Au-delà du capital décès, un autre point ressort de l’échange avec Jérémy : l’intérêt réel de compléter le capital avec une rente éducation pour chaque enfant. Contrairement au capital versé en une fois, bloqué et indisponible sauf accord du conseil de famille ou du juge des tutelles, la rente éducation verse un revenu régulier à l’enfant jusqu’à la fin de ses études — une garantie particulièrement pertinente ici, avec deux enfants en bas âge dont l’un pas encore né.
Un risque décuplé par la situation de sa compagne
La situation de Jérémy comporte une dimension supplémentaire, souvent sous-estimée dans ce type de calcul : sa compagne est elle-même à son compte. En cas de décès, elle ne pourrait pas compter sur un salaire de remplacement ou une indemnisation employeur pour souffler le temps de se réorganiser — son activité génère un revenu, mais uniquement si elle continue à travailler.
Or c’est précisément ce qu’un capital sous-dimensionné compromet.
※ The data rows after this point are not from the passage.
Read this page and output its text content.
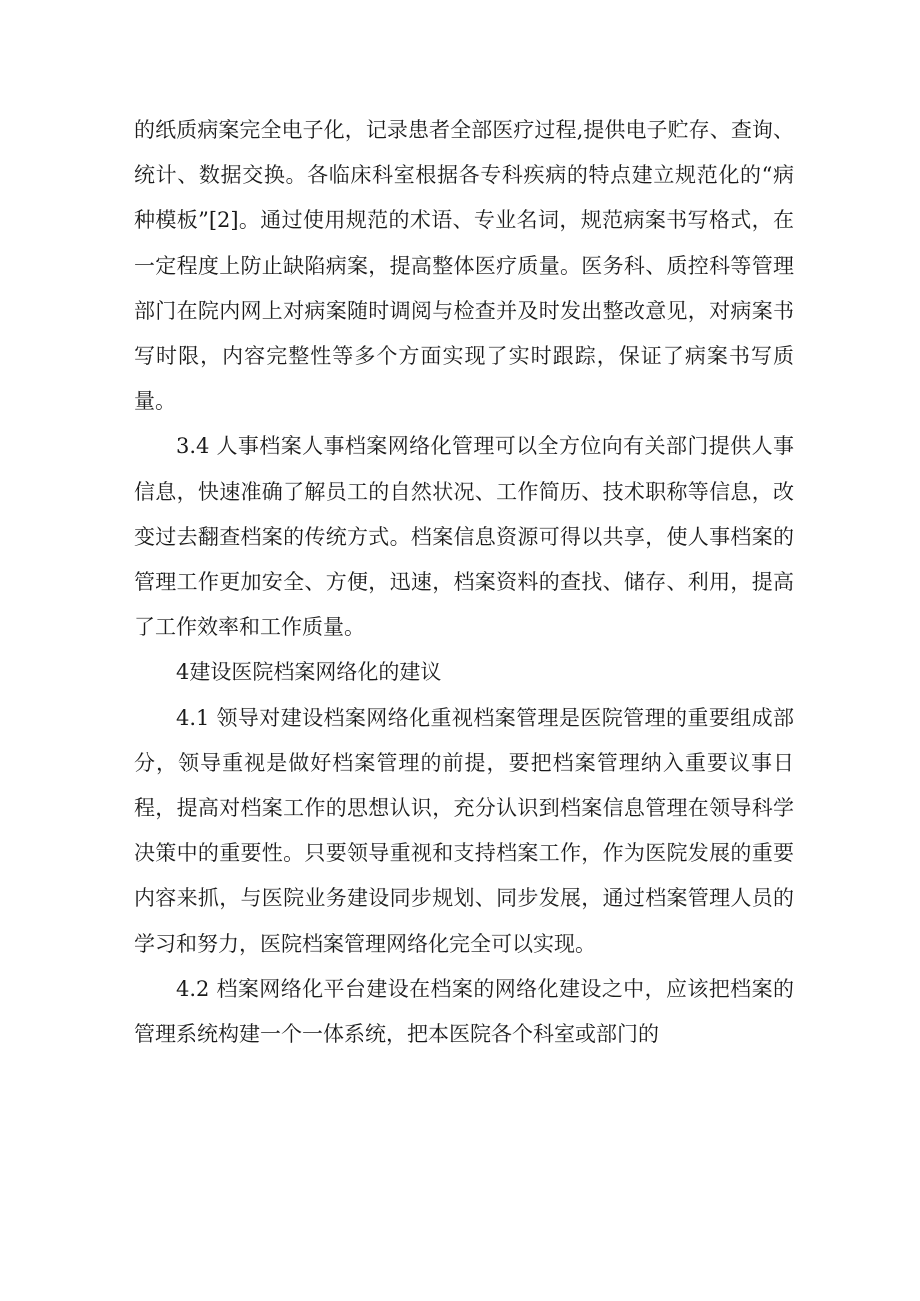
的纸质病案完全电子化，记录患者全部医疗过程,提供电子贮存、查询、统计、数据交换。各临床科室根据各专科疾病的特点建立规范化的“病种模板”[2]。通过使用规范的术语、专业名词，规范病案书写格式，在一定程度上防止缺陷病案，提高整体医疗质量。医务科、质控科等管理部门在院内网上对病案随时调阅与检查并及时发出整改意见，对病案书写时限，内容完整性等多个方面实现了实时跟踪，保证了病案书写质量。

3.4 人事档案人事档案网络化管理可以全方位向有关部门提供人事信息，快速准确了解员工的自然状况、工作简历、技术职称等信息，改变过去翻查档案的传统方式。档案信息资源可得以共享，使人事档案的管理工作更加安全、方便，迅速，档案资料的查找、储存、利用，提高了工作效率和工作质量。

4建设医院档案网络化的建议

4.1 领导对建设档案网络化重视档案管理是医院管理的重要组成部分，领导重视是做好档案管理的前提，要把档案管理纳入重要议事日程，提高对档案工作的思想认识，充分认识到档案信息管理在领导科学决策中的重要性。只要领导重视和支持档案工作，作为医院发展的重要内容来抓，与医院业务建设同步规划、同步发展，通过档案管理人员的学习和努力，医院档案管理网络化完全可以实现。

4.2 档案网络化平台建设在档案的网络化建设之中，应该把档案的管理系统构建一个一体系统，把本医院各个科室或部门的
Avec deux jeunes enfants à charge, dont un bébé à naître, poursuivre une activité indépendante suppose souvent des frais de garde supplémentaires — une charge nouvelle, à un moment où le foyer perd justement l’un de ses deux revenus. Un capital décès insuffisant ne se traduit pas seulement par une perte financière immédiate : il peut contraindre sa compagne à réduire ou interrompre son activité, faute de pouvoir financer la garde des enfants — ce qui aggrave encore la perte de revenu du foyer, dans un cercle qu’un capital bien calibré permet justement d’éviter.
Pourquoi cet écart est si fréquent chez les artisans du BTP
Ce n’est pas un cas isolé. Les contrats prévoyance génériques du secteur du bâtiment, pensés pour couvrir large une profession aux profils très variés (artisan seul, entreprise avec salariés, revenus modestes ou confortables), proposent souvent des capitaux forfaitaires, déconnectés de la situation réelle de chaque assuré. Un capital de 20 000€ peut être suffisant pour un artisan célibataire sans enfant à charge — il est structurellement insuffisant pour un père de famille avec un second enfant en route.
C’est précisément ce que change une estimation personnalisée : elle ne part pas d’un montant standard, mais de la situation réelle — revenus, charges, composition familiale — pour calibrer un capital qui protège vraiment un artisan du bâtiment et sa famille. Un vrai diagnostic est fondamental.